On Mar 15, 2018, at 11:51 AM, Andiry Xu <jix...@eng.ucsd.edu> wrote:
> 
> On Thu, Mar 15, 2018 at 2:05 AM, Arnd Bergmann <a...@arndb.de> wrote:
>> On Thu, Mar 15, 2018 at 7:11 AM, Andiry Xu <jix...@eng.ucsd.edu> wrote:
>>> On Wed, Mar 14, 2018 at 9:54 PM, Darrick J. Wong
>>> <darrick.w...@oracle.com> wrote:
>>>> On Sat, Mar 10, 2018 at 10:17:44AM -0800, Andiry Xu wrote:
>> 
>>>>> +     /* s_mtime and s_wtime should be together and their order should 
>>>>> not be
>>>>> +      * changed. we use an 8 byte write to update both of them atomically
>>>>> +      */
>>>>> +     __le32          s_mtime;                /* mount time */
>>>>> +     __le32          s_wtime;                /* write time */
>>>> 
>>>> Hmmm, 32-bit timestamps?  2038 isn't that far away...
>>>> 
>>> 
>>> I will try fixing this in the next version.
>> 
>> I would also recommend adding nanosecond-resolution timestamps.
>> In theory, a signed 64-bit nanosecond field is sufficient for each timestamp
>> (it's good for several hundred years), but the more common format uses
>> 64-bit seconds and 32-bit nanoseconds in other file systems.
>> 
>> Unfortunately it looks, you will have to come up with a more sophisticated
>> update method above, even if you leave out the nanoseconds, you can't
>> easily rely on a 16-byte atomic update across architectures to deal with
>> the two 64-bit timestamps. For the superblock fields, you might be able
>> to get away with using second resolution, and then encoding the
>> timestamps as a signed 64-bit 'mkfs time' along with two unsigned
>> 32-bit times added on top, which gives you a range of 136 years mount
>> a file system after its creation.
>> 
> 
> I will take a look at other file systems.
> 
> Superblock mtime is not a big problem as it is updated rarely. 64-bit
> seconds and 32-bit nanoseconds make the inode and log entry bigger,
> and updating file->atime cannot be done with a single 64bit update.
> That may be annoying and needs to use journaling.
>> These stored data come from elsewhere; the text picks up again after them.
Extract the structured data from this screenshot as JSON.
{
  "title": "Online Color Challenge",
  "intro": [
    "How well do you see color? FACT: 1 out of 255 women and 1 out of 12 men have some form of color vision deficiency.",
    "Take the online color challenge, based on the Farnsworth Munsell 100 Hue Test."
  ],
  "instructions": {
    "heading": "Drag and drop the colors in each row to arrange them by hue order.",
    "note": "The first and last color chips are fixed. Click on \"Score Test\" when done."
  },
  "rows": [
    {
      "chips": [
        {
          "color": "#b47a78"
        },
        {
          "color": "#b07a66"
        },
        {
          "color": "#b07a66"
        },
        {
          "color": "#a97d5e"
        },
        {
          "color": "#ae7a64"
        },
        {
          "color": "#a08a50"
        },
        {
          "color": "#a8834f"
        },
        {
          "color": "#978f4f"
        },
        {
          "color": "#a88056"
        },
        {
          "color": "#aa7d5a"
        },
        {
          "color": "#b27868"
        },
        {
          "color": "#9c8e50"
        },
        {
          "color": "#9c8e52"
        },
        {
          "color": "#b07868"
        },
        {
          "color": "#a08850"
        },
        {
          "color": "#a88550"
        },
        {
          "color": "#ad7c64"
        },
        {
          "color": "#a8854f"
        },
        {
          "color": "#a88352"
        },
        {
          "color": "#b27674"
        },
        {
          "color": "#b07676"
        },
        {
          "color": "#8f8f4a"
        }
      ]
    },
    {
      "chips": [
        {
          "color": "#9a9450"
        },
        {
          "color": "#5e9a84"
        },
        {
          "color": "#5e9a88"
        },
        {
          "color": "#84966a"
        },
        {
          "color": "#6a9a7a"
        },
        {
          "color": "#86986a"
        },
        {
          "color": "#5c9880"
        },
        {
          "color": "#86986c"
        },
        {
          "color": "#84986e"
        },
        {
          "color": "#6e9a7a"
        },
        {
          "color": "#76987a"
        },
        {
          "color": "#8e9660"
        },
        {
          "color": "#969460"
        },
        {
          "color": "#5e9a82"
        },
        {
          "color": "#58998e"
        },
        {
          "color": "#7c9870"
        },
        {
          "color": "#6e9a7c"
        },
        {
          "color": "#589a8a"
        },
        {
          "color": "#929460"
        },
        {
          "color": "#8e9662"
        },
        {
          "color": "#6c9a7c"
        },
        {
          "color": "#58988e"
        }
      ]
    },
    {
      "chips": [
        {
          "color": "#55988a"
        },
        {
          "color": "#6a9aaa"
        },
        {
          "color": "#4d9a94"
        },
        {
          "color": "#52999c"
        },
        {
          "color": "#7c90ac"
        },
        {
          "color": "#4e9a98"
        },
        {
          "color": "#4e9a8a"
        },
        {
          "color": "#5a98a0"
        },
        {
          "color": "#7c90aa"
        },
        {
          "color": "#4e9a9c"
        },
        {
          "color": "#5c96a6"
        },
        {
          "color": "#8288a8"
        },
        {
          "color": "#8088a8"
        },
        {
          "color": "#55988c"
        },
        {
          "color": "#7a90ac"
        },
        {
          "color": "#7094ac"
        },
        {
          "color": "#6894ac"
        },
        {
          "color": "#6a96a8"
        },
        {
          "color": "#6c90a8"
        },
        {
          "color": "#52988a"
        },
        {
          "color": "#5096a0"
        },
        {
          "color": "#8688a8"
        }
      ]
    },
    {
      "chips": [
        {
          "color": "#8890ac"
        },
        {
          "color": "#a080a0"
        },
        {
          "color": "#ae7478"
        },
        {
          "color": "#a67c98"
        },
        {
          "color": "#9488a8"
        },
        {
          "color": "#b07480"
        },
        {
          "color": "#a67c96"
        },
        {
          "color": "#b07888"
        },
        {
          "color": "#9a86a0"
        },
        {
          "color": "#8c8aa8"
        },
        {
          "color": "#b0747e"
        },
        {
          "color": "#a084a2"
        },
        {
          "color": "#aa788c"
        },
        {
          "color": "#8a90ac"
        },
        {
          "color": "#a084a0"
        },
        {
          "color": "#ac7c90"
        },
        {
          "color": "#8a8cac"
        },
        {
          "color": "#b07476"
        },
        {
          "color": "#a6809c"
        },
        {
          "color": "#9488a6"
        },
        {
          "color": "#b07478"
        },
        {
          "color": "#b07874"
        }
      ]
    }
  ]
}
If the 64-bit atomicity was really a performance issue, you could do
something like:

        __u32   time_high = seconds >> 32;
        __u64   time_low = seconds << 32 | nanoseconds;

and then you only need to update time_high with a journal operation if it
has changed from the current time_high value (about once every 140 years),
and the time_low can be set atomically.  It needs a few extra cycles each
time (hidden with an unlikely()) vs. just setting both, but that is a win
if it avoids other CPU or IO overhead.